Healthcare of Ontario Pension Plan, Toronto, on Thursday announced it returned a net 10.88% on its investments in 2017, with the plan's assets reaching C$77.8 billion ($62 billion) as of Dec. 31.
HOOPP's funding ratio remained at 122%, the same as the previous two years. The 2017 return edged out the previous year's return of 10.35% and also exceeded the 2017 custom benchmark return of 7.89%.
Plan assets were up 10.5% from the end of 2016. Investment income for 2017 totaled C$7.6 billion, up 15.2% from C$6.6 billion in 2016.
"We did well right across the board," said Jim Keohane, HOOPP's president and CEO, in an interview. "Probably the standout area was private equity where we had about a 19% return, but public equities did well last year.
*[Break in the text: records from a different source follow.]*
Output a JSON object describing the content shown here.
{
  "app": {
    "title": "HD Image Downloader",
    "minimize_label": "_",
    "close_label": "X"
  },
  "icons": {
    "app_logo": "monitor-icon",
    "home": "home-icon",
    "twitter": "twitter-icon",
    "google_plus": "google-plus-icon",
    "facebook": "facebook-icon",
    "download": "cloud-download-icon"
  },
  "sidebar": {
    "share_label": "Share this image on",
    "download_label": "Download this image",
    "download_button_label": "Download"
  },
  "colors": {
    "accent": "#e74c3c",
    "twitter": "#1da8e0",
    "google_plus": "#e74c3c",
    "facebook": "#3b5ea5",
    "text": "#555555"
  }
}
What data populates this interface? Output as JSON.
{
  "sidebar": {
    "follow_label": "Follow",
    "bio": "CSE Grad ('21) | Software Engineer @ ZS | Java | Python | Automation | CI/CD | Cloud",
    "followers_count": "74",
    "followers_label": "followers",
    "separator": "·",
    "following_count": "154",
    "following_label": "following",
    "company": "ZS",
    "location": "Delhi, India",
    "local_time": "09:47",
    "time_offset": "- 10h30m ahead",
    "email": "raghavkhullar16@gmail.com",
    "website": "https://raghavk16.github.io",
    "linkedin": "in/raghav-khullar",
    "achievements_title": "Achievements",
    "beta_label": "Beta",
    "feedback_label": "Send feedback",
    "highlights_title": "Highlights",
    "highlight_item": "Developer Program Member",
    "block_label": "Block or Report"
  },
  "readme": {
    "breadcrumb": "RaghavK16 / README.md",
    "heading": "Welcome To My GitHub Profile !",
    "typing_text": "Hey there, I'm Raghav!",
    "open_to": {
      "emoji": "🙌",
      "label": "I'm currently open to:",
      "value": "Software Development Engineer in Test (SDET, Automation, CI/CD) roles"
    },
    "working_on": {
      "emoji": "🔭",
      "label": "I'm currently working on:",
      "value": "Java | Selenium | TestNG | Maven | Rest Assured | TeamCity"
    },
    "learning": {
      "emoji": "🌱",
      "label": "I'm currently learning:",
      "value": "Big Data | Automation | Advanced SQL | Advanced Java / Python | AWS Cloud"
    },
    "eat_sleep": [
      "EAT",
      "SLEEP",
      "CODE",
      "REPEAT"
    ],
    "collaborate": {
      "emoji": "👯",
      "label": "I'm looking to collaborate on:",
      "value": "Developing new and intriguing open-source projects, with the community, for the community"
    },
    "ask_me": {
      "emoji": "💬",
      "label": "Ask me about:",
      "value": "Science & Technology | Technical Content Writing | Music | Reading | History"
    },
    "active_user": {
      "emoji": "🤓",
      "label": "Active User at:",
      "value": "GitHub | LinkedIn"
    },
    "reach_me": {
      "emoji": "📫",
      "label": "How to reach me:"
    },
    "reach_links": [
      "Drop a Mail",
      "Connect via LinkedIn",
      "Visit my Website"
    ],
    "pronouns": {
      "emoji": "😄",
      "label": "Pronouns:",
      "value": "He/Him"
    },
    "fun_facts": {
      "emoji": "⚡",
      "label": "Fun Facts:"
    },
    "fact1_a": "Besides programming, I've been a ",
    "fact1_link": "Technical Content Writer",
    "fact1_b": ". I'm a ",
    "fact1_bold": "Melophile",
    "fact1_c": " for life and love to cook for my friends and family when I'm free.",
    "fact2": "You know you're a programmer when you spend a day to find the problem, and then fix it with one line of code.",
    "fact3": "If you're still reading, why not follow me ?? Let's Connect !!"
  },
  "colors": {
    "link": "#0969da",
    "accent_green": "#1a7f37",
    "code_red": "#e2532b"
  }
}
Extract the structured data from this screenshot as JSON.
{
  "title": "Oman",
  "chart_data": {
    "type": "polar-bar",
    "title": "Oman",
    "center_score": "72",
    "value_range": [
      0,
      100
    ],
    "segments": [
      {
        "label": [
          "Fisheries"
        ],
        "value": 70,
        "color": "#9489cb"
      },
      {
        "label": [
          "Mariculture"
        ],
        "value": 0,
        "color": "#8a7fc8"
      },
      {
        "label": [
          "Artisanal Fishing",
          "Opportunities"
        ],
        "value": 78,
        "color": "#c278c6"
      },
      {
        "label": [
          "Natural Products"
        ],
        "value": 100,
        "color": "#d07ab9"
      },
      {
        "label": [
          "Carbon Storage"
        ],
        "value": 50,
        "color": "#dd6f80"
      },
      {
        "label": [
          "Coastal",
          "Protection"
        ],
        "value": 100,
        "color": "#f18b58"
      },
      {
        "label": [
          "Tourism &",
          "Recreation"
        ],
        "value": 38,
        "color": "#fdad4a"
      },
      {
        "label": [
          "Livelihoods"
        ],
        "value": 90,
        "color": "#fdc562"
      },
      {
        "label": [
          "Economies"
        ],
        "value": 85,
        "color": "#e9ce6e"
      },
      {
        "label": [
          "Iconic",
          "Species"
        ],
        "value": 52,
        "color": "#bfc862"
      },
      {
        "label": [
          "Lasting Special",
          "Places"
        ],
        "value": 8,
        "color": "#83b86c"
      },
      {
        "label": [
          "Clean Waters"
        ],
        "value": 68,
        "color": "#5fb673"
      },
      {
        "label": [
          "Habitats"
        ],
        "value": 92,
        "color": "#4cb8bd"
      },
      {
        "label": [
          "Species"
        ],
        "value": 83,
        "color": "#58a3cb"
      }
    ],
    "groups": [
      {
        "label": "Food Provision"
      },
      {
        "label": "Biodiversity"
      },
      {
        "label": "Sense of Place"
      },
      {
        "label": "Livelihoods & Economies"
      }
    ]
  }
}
Even areas of fixed income had a positive return last year."
The majority of HOOPP's investment income in 2017 came from its return-seeking portfolio, which accounted for 52% of overall investment income, vs. 62% in 2016. In 2017, private equity and public equity, which make up the portfolio, returned 19.6% and 14.8%, respectively.
HOOPP's liability hedge portfolio — nominal bonds, real estate and real-return bonds — provided 48% of the pension fund's investment income compared to 38% in 2016. Real estate returned 11.9%, while nominal bonds returned 10.5% and real-return bonds' returns were flat.
For the 10 and 20 years ended Dec. 31, the pension fund returned an annualized net 9.55% and 9.01%, respectively. Mr. Keohane said the portfolio's structure to minimize "catastrophic risk" has contributed to its success in long-term returns.
An asset allocation as of Dec. 31 was not provided.